6. Where the agent is acting solely as representative of the insurance company, he cannot be held liable in tort for failure to procure a modification of a policy where there is no agency relationship between the agent and that party. Sutker v. Pa. Ins. Co., 115 Ga. App. 648 (155 SE2d 694).

7. Appellant's arguments assert applicability of those principles concerning summary judgments usually used to bolster affirmance of a denial of a summary judgment motion. In addition to the burden upon movant to show no genuine issue of material fact, the opposing party is to be given the benefit of all favorable inferences. Appellant also quotes from Henderson v. Atlanta Transit System, 133 Ga. App. 354, 356 (210 SE2d 845) that the "undisputed facts as disclosed by the pleadings and evidence must negate at least one essential element entitling plaintiff to recover and under every theory fairly drawn from the pleadings and evidence [cits.]; and if necessary, prove the negative or nonexistence of an essential element affirmatively asserted by the plaintiff. [Cits.]"

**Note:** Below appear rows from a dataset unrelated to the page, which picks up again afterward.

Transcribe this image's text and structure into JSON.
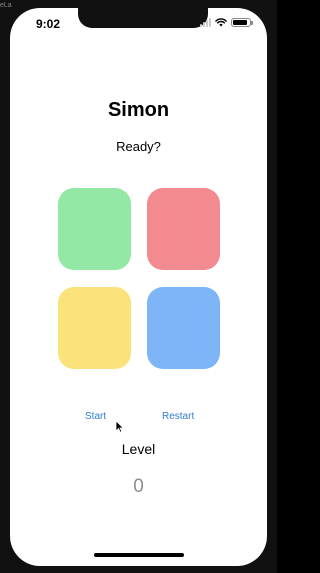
{
  "background_label": "eLa",
  "status_bar": {
    "time": "9:02",
    "battery_level": 0.9
  },
  "app": {
    "title": "Simon",
    "status": "Ready?",
    "pads": [
      {
        "name": "green",
        "color": "#93e8a6"
      },
      {
        "name": "red",
        "color": "#f28a8f"
      },
      {
        "name": "yellow",
        "color": "#fbe37b"
      },
      {
        "name": "blue",
        "color": "#7db5f7"
      }
    ],
    "buttons": {
      "start": "Start",
      "restart": "Restart"
    },
    "level": {
      "label": "Level",
      "value": "0"
    }
  },
  "colors": {
    "accent": "#2f7fd0",
    "level_value": "#8e8e8e"
  }
}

These principles place an onerous burden upon a defendant. Nevertheless, it must also be recognized that after consideration of these requirements the defendant is entitled to a summary judgment when "the pleadings, depositions, answers to interrogatories, and admissions on file, together with the affidavits, if any, show that there is no genuine issue as to any material fact and that the moving party is entitled to a judgment as a matter of law." Code Ann. § 81A-156 (c).

Judgment affirmed. Pannell, P. J., and Quillian, J., concur.